Lilian let out a small scream at the unexpected arrival of a man, no doubt Lord Granton from his clipped and precise speech. She’d screamed not only because he’d startled her, but because she was standing wearing nothing but her shift and bloomers. Did the man not believe in knocking? Keeping her back to him and turning her head slightly, she said, “Sir, can you not see that I am unclothed?”
“I’m covering my eyes with my hands,” he said blandly.
Lilian peeked behind her and gasped. “You are not,” she said. He was not smiling, as one would expect from a man who was such a prankster. He simply stared at her, his expression unreadable, almost as if he were completely unaware of how improper his behavior was. “Will you please turn around so that I may get back into bed, Lord Granton?”
He gave her a small bow, then turned. Lilian sidled to the bed, just in case his lordship decided to spin around, but he remained still, almost at attention, as she moved as quickly as she could to the bed and pulled the covers to her chin, her head spinning slightly from the movement.

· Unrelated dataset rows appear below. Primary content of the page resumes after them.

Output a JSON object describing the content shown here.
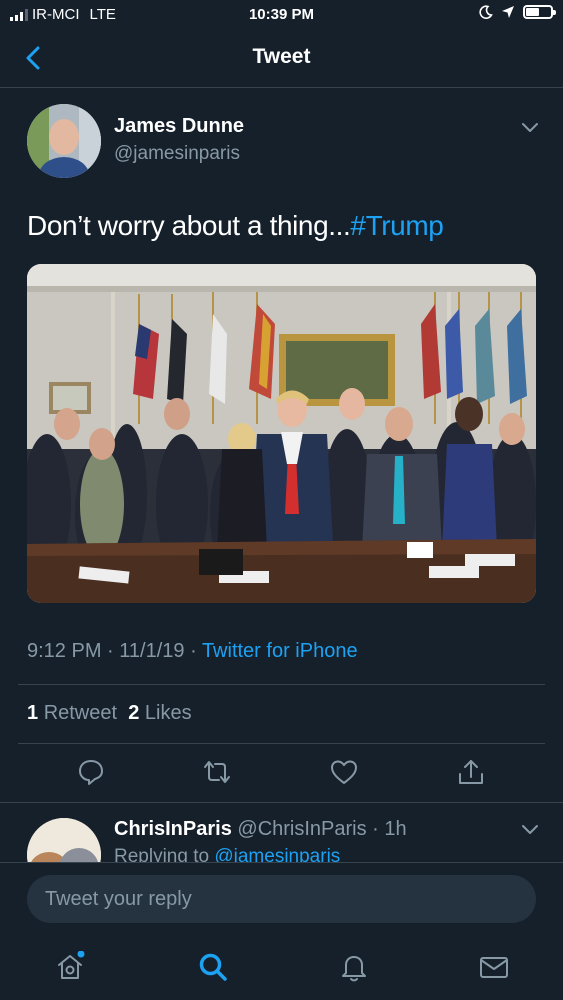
{
  "status_bar": {
    "carrier": "IR-MCI",
    "network": "LTE",
    "time": "10:39 PM"
  },
  "nav": {
    "title": "Tweet"
  },
  "tweet": {
    "author_name": "James Dunne",
    "author_handle": "@jamesinparis",
    "text": "Don’t worry about a thing...",
    "hashtag": "#Trump",
    "time": "9:12 PM",
    "separator": " · ",
    "date": "11/1/19",
    "source": "Twitter for iPhone",
    "retweet_count": "1",
    "retweet_label": "Retweet",
    "like_count": "2",
    "like_label": "Likes"
  },
  "reply": {
    "author_name": "ChrisInParis",
    "author_handle": "@ChrisInParis · 1h",
    "replying_to_label": "Replying to",
    "replying_to_handle": "@jamesinparis"
  },
  "compose": {
    "placeholder": "Tweet your reply"
  },
  "colors": {
    "background": "#15202b",
    "accent": "#1da1f2",
    "secondary_text": "#8899a6",
    "divider": "#38444d"
  },
  "icons": {
    "back": "chevron-left-icon",
    "menu": "chevron-down-icon",
    "reply": "comment-icon",
    "retweet": "retweet-icon",
    "like": "heart-icon",
    "share": "share-icon",
    "home": "home-icon",
    "search": "search-icon",
    "notifications": "bell-icon",
    "messages": "mail-icon"
  }
}
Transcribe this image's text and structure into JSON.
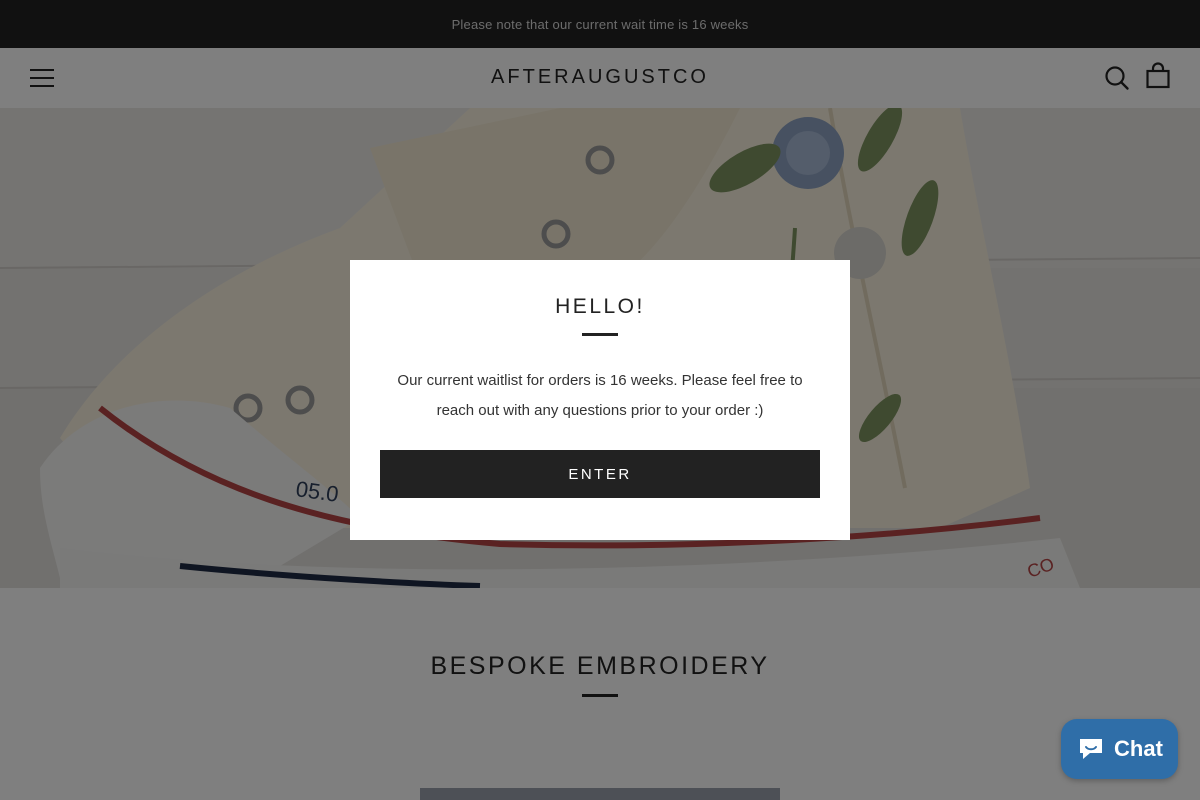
{
  "announcement": {
    "text": "Please note that our current wait time is 16 weeks"
  },
  "header": {
    "logo": "AFTERAUGUSTCO",
    "menu_icon": "hamburger-menu-icon",
    "search_icon": "search-icon",
    "cart_icon": "shopping-bag-icon"
  },
  "hero": {
    "image": "embroidered-high-top-sneaker-photo"
  },
  "section": {
    "title": "BESPOKE EMBROIDERY"
  },
  "modal": {
    "title": "HELLO!",
    "text": "Our current waitlist for orders is 16 weeks. Please feel free to reach out with any questions prior to your order :)",
    "button_label": "ENTER"
  },
  "chat": {
    "label": "Chat",
    "icon": "chat-bubble-icon"
  },
  "colors": {
    "bar": "#222222",
    "accent": "#2f6ea8",
    "overlay": "rgba(0,0,0,0.5)"
  }
}
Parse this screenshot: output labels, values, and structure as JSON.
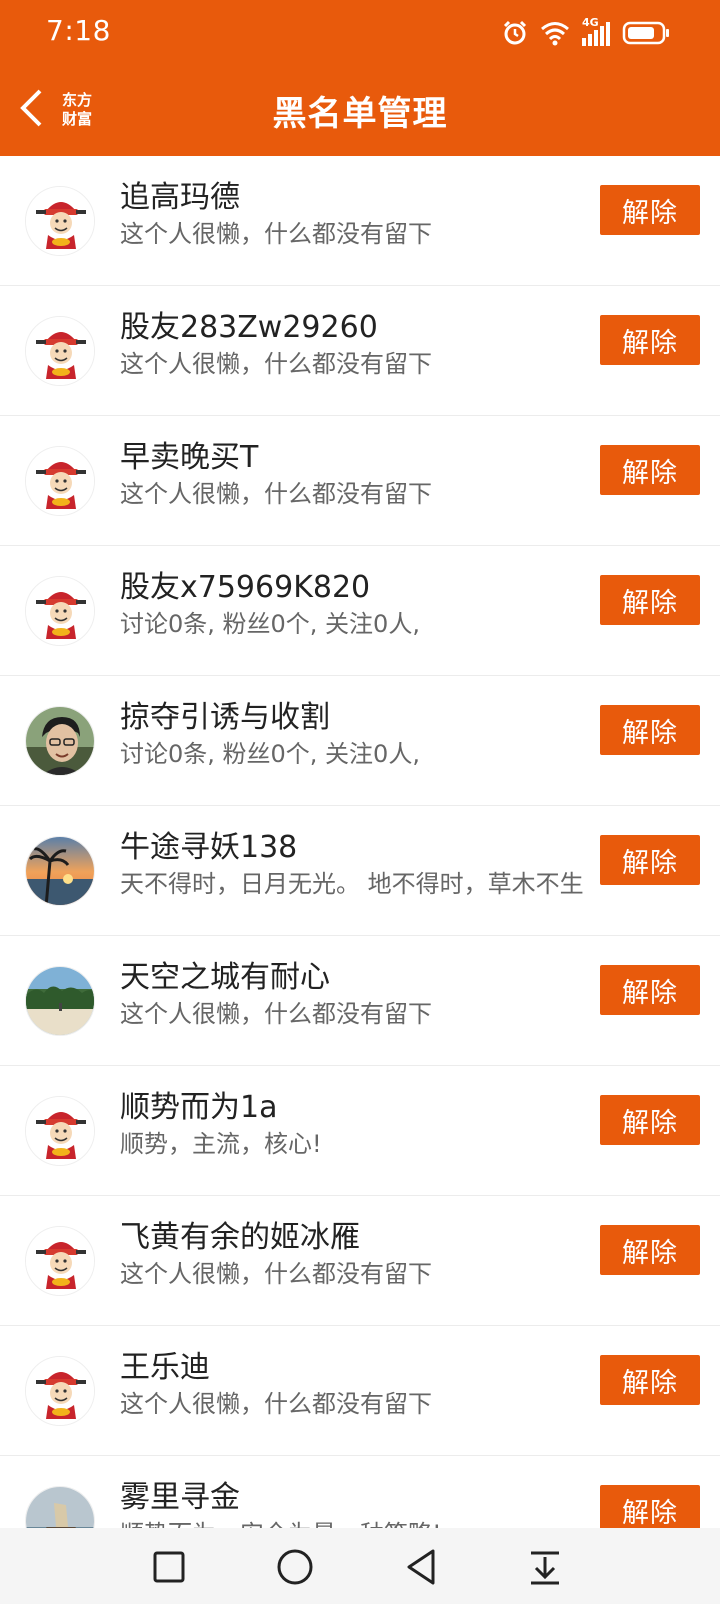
{
  "status": {
    "time": "7:18",
    "network": "4G"
  },
  "header": {
    "title": "黑名单管理",
    "brand_line1": "东方",
    "brand_line2": "财富"
  },
  "unblock_label": "解除",
  "colors": {
    "accent": "#e85a0c",
    "nav_bg": "#f5f5f5"
  },
  "users": [
    {
      "name": "追高玛德",
      "desc": "这个人很懒，什么都没有留下",
      "avatar": "caishen"
    },
    {
      "name": "股友283Zw29260",
      "desc": "这个人很懒，什么都没有留下",
      "avatar": "caishen"
    },
    {
      "name": "早卖晚买T",
      "desc": "这个人很懒，什么都没有留下",
      "avatar": "caishen"
    },
    {
      "name": "股友x75969K820",
      "desc": "讨论0条, 粉丝0个, 关注0人,",
      "avatar": "caishen"
    },
    {
      "name": "掠夺引诱与收割",
      "desc": "讨论0条, 粉丝0个, 关注0人,",
      "avatar": "person-photo"
    },
    {
      "name": "牛途寻妖138",
      "desc": "天不得时，日月无光。 地不得时，草木不生",
      "avatar": "sunset-photo"
    },
    {
      "name": "天空之城有耐心",
      "desc": "这个人很懒，什么都没有留下",
      "avatar": "beach-photo"
    },
    {
      "name": "顺势而为1a",
      "desc": "顺势，主流，核心!",
      "avatar": "caishen"
    },
    {
      "name": "飞黄有余的姬冰雁",
      "desc": "这个人很懒，什么都没有留下",
      "avatar": "caishen"
    },
    {
      "name": "王乐迪",
      "desc": "这个人很懒，什么都没有留下",
      "avatar": "caishen"
    },
    {
      "name": "雾里寻金",
      "desc": "顺势而为，安全为最，种策略!",
      "avatar": "ship-photo"
    }
  ],
  "nav": {
    "icons": [
      "recent-apps-icon",
      "home-icon",
      "back-icon",
      "notification-pull-icon"
    ]
  }
}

“You may turn around now.”
“May I?” he said, mockingly. “Thank you. I am glad to see you up and about. As I said, you may now leave.”
He’d not moved further into the room, but remained just inside the door, looking at her with a frown as she efficiently bundled her thick curls into a loose bun. He was a tall man and younger than she’d thought, with thick dark hair and piercing eyes that were an unusual golden brown. As nervous as she was, Lilian couldn’t help but note he was uncommonly handsome, though he was in need of a shave. Three years ago, she hadn’t gotten a good look at his face, which in hindsight was a good thing, indeed. Had she, she might have made even more a cake of herself over him, for his features perfectly matched the fine physique she knew was hidden beneath his clothes.